Uretroplastica con patch di mucosa buccale
Uretroplastica con mucosa buccale: un intervento ricostruttivo per le stenosi uretrali complesse
L’uretroplastica con patch di mucosa buccale è oggi considerata la tecnica chirurgica ricostruttiva uretrale più efficace per il trattamento delle stenosi uretrali complesse o pluri-recidivanti. Essa consiste nel prelevare una piccola porzione di mucosa dalla guancia (mucosa orale) e utilizzarla per ricostruire il tratto ristretto dell’uretra.
È l’intervento di riferimento quando l’uretrotomia endoscopica non è più efficace.
In casi selezionati è possibile provare una dilatazione della stenosi ureterale con dispositivo Optilume prima di procedere direttamente con una uretroplastica. L’Optilume infatti è una procedura mini-invasiva e molto semplice, in grado di ridurre significativamente il rischio di recidiva.
Indicazioni alla procedura
L’uretroplastica è indicata principalmente per il trattamento di stenosi complesse o pluri-recidive, specialmente nel tratto bulbare dell’uretra.
Come si svolge la procedura
L’intervento ha una durata variabile in base alla complessità della stenosi e viene eseguito in anestesia generale, con il paziente in posizione ginecologica o litotomica. Si esegue una incisione in regione perineale fino a raggiungere e isolare l’uretra. Si identifica il tratto stenotico dell’uretra, che viene inciso in modo tale da aprire il lume uretrale. Una porzione di mucosa della guancia viene prelevata e viene suturata ai margini dell’uretra sezionata in modo tale da ricostituire il lume uretrale. Vengono quindi suturati i tessuti periuretrali. Al termine dell’intervento si lascia in sede un catetere vescicale, fondamentale per la guarigione della sutura.

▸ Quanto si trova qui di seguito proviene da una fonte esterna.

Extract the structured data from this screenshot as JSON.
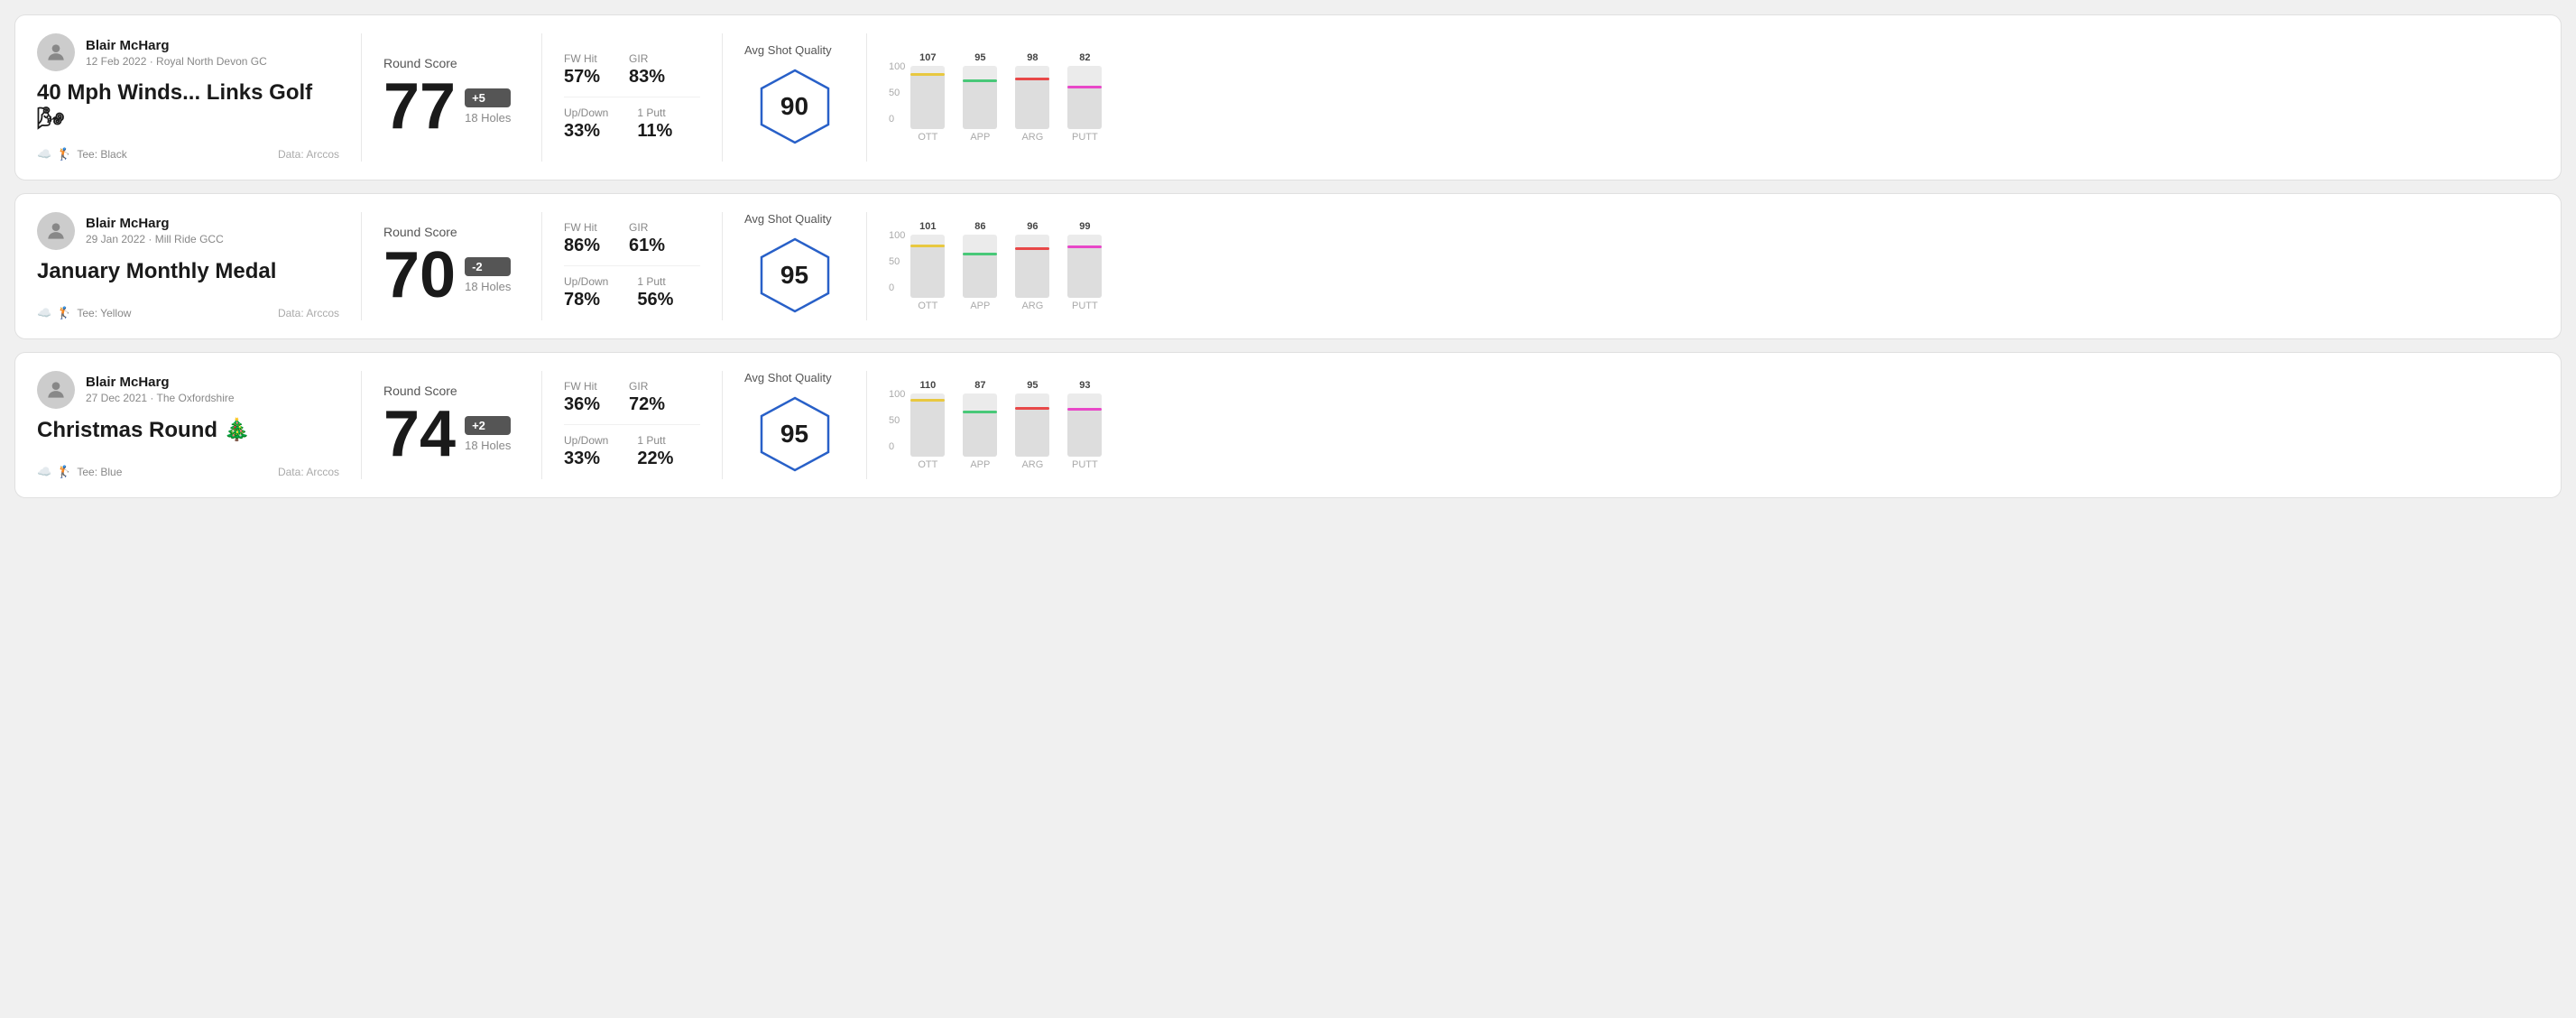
{
  "rounds": [
    {
      "id": "round-1",
      "player": "Blair McHarg",
      "date_course": "12 Feb 2022 · Royal North Devon GC",
      "title": "40 Mph Winds... Links Golf 🌬",
      "tee": "Tee: Black",
      "data_source": "Data: Arccos",
      "score": "77",
      "score_modifier": "+5",
      "score_modifier_type": "over",
      "holes": "18 Holes",
      "fw_hit": "57%",
      "gir": "83%",
      "up_down": "33%",
      "one_putt": "11%",
      "avg_shot_quality": "90",
      "chart": {
        "bars": [
          {
            "label": "OTT",
            "value": 107,
            "color": "#e8c840",
            "max": 120
          },
          {
            "label": "APP",
            "value": 95,
            "color": "#48c878",
            "max": 120
          },
          {
            "label": "ARG",
            "value": 98,
            "color": "#e84848",
            "max": 120
          },
          {
            "label": "PUTT",
            "value": 82,
            "color": "#e848c8",
            "max": 120
          }
        ]
      }
    },
    {
      "id": "round-2",
      "player": "Blair McHarg",
      "date_course": "29 Jan 2022 · Mill Ride GCC",
      "title": "January Monthly Medal",
      "tee": "Tee: Yellow",
      "data_source": "Data: Arccos",
      "score": "70",
      "score_modifier": "-2",
      "score_modifier_type": "under",
      "holes": "18 Holes",
      "fw_hit": "86%",
      "gir": "61%",
      "up_down": "78%",
      "one_putt": "56%",
      "avg_shot_quality": "95",
      "chart": {
        "bars": [
          {
            "label": "OTT",
            "value": 101,
            "color": "#e8c840",
            "max": 120
          },
          {
            "label": "APP",
            "value": 86,
            "color": "#48c878",
            "max": 120
          },
          {
            "label": "ARG",
            "value": 96,
            "color": "#e84848",
            "max": 120
          },
          {
            "label": "PUTT",
            "value": 99,
            "color": "#e848c8",
            "max": 120
          }
        ]
      }
    },
    {
      "id": "round-3",
      "player": "Blair McHarg",
      "date_course": "27 Dec 2021 · The Oxfordshire",
      "title": "Christmas Round 🎄",
      "tee": "Tee: Blue",
      "data_source": "Data: Arccos",
      "score": "74",
      "score_modifier": "+2",
      "score_modifier_type": "over",
      "holes": "18 Holes",
      "fw_hit": "36%",
      "gir": "72%",
      "up_down": "33%",
      "one_putt": "22%",
      "avg_shot_quality": "95",
      "chart": {
        "bars": [
          {
            "label": "OTT",
            "value": 110,
            "color": "#e8c840",
            "max": 120
          },
          {
            "label": "APP",
            "value": 87,
            "color": "#48c878",
            "max": 120
          },
          {
            "label": "ARG",
            "value": 95,
            "color": "#e84848",
            "max": 120
          },
          {
            "label": "PUTT",
            "value": 93,
            "color": "#e848c8",
            "max": 120
          }
        ]
      }
    }
  ],
  "labels": {
    "round_score": "Round Score",
    "fw_hit": "FW Hit",
    "gir": "GIR",
    "up_down": "Up/Down",
    "one_putt": "1 Putt",
    "avg_shot_quality": "Avg Shot Quality",
    "data_arccos": "Data: Arccos",
    "chart_y_100": "100",
    "chart_y_50": "50",
    "chart_y_0": "0"
  }
}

Dopo l’intervento: decorso e recupero
- Degenza media: 2-3 giorni
- Catetere vescicale da tenere per alcune settimane, in base alle caratteristiche della stenosi e alla complessità dell’intervento
- Possibile sangue nelle urine nei primi giorni (fondamentale bere molto)
- Evitare attività fisica e sessuale per 1 mese
Benefici e possibili rischi dell’uretroplastica con mucosa buccale
Vantaggi:
- alta percentuale di successo
- soluzione spesso definitiva per stenosi complesse
- minori recidive rispetto alla uretrotomia endoscopica
- utilizzo di tessuto naturale, elastico
- nessun impatto estetico sulla guancia
Possibili rischi:
- infezione urinaria
- recidiva della stenosi
Alternative all’uretroplastica
La stenosi uretrale deve essere attentamente studiata per definire tutte le sue caratteristiche e capire quale sia il trattamento migliore per il paziente. In casi selezionati è possibile provare una dilatazione uretrale con palloncino medicato Optilume, prima di considerare l’uretroplastica.
Uretroplastica a Como: quando prenotare una visita
Se hai una stenosi uretrale e cerchi un urologo/andrologo per un intervento di uretroplastica o un intervento alternativo, contatta il Dr. Davide Perri per programmare una visita urologica/andrologica.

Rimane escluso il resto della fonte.